As a Senior Principal Scientist at Energetics, I advise the United States Department of Energy (DOE) on the best course of action to tackle the daunting task of decarbonizing the industrial sector. Specifically, I work closely with DOE to facilitate engagement with industry stakeholders, identify technology gaps and opportunities, and execute decarbonization strategy through funding of innovative research & development projects and pilot scale demonstrations.

The United States is currently at an inflection point in its history. Recently passed legislation, including the Infrastructure Investment and Jobs Act, the Inflation Reduction Act, and the CHIPS and Science Act, have allocated billions of dollars toward decarbonization. This amount of Federal investment in decarbonization is truly unprecedented and represents an opportunity to spur economic growth in manufacturing, train the next generation of the workforce, and facilitate an equitable future for all people. New tax credits from these pieces of legislation are intended to incentive business owners to transition to more sustainable operations and drive the emergence of new markets. For example, tax credits 45Q and 45V incentive the adoption of carbon capture and clean hydrogen technology, respectively.
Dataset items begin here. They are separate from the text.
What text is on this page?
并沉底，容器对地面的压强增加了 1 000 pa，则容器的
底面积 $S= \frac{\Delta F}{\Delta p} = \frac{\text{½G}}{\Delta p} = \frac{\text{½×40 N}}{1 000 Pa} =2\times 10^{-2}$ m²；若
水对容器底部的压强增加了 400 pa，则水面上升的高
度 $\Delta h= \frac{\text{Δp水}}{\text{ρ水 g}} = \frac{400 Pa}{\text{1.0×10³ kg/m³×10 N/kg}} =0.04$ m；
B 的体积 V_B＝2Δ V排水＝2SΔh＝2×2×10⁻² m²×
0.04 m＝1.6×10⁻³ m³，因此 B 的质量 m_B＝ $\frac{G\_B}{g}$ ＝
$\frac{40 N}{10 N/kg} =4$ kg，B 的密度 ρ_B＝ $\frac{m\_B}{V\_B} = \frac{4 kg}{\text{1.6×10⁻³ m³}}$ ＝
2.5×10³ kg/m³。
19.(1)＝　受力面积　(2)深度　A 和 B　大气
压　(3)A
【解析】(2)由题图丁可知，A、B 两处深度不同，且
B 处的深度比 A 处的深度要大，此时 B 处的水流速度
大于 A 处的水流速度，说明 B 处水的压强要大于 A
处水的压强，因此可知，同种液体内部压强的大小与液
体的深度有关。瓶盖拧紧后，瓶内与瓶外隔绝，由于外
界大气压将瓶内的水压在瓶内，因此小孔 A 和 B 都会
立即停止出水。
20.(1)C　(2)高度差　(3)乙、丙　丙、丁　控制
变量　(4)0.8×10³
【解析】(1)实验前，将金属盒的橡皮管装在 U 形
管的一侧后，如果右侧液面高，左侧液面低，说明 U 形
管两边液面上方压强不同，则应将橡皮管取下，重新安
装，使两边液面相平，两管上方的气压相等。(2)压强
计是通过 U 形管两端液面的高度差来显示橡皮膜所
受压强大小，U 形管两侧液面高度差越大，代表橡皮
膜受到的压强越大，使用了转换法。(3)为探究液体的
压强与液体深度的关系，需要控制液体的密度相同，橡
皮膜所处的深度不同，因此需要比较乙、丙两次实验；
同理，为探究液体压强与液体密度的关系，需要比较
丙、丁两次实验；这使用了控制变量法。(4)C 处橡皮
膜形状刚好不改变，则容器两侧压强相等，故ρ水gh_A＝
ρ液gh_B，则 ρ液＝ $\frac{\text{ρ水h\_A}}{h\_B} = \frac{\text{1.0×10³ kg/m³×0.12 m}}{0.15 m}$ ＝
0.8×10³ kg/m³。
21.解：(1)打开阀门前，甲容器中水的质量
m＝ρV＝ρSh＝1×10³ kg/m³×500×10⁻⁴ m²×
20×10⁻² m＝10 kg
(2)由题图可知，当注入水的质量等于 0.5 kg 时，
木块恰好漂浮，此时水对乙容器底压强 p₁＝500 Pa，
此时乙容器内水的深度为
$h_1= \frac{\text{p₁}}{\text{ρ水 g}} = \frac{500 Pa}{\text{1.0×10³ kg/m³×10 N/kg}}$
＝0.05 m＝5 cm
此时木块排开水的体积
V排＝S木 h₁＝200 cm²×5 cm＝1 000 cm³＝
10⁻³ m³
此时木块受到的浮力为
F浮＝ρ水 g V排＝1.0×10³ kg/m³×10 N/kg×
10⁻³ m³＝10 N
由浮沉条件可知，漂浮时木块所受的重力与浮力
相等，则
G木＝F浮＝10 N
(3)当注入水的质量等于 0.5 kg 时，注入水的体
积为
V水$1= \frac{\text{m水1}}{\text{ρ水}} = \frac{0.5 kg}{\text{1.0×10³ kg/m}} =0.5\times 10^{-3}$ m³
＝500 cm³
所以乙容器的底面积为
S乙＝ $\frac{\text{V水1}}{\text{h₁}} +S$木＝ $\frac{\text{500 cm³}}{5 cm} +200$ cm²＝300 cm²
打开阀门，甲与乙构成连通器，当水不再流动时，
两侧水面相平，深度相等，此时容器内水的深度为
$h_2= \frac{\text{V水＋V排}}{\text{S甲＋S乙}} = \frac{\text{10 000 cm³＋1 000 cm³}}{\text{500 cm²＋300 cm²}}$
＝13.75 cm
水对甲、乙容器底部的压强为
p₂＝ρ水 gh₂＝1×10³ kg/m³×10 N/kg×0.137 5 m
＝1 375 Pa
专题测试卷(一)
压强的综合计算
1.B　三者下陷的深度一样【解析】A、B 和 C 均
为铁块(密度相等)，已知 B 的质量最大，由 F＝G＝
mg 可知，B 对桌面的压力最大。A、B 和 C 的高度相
Whereas restructured section 48 tax credits incentive clean energy production (e.g., solar energy) and manufacturing of advanced energy technology. We are already witnessing public sector funding and carbon capture tax credits take effect in Colorado with the launch of the direct air capture plant in Adams County this month. The Global Thermostat plant has the potential to remove 100,000 tons of carbon dioxide from the atmosphere annually.

These new Federal laws were designed to help U.S.-based small businesses, who are more greatly affected by inflation than larger corporations. Small businesses may receive tax credits that cover 30% of the cost of switch to renewable power, $5 per square foot to support energy efficiency improvements, and 30% of the purchase cost for clean commercial vehicles. These actions are intended to expand opportunities for small businesses by boosting American manufacturing and competitiveness, supporting local clean energy economies, and creating an equitable environment for rural and historically disadvantaged communities. 

While I am in a unique position to see both the challenges and opportunities of industrial decarbonization from a high level, these strategies are U.S.-centric and have since their inception created some unexpected conflicts with our closest allies. The most notable example is the “Buy American” provisions in these new laws. Critics claim that the generous subsidies and tax breaks provided to U.S. companies will hurt our trade partners that sell goods and services to the U.S. market. The United States and its allies are individually contributing to the decarbonization narrative. However better dialogue among the international community (public and private sector) is needed to build upon each other’s experiences, draft similar objectives, and design harmonized decarbonization strategies that avoid harmful economic consequences.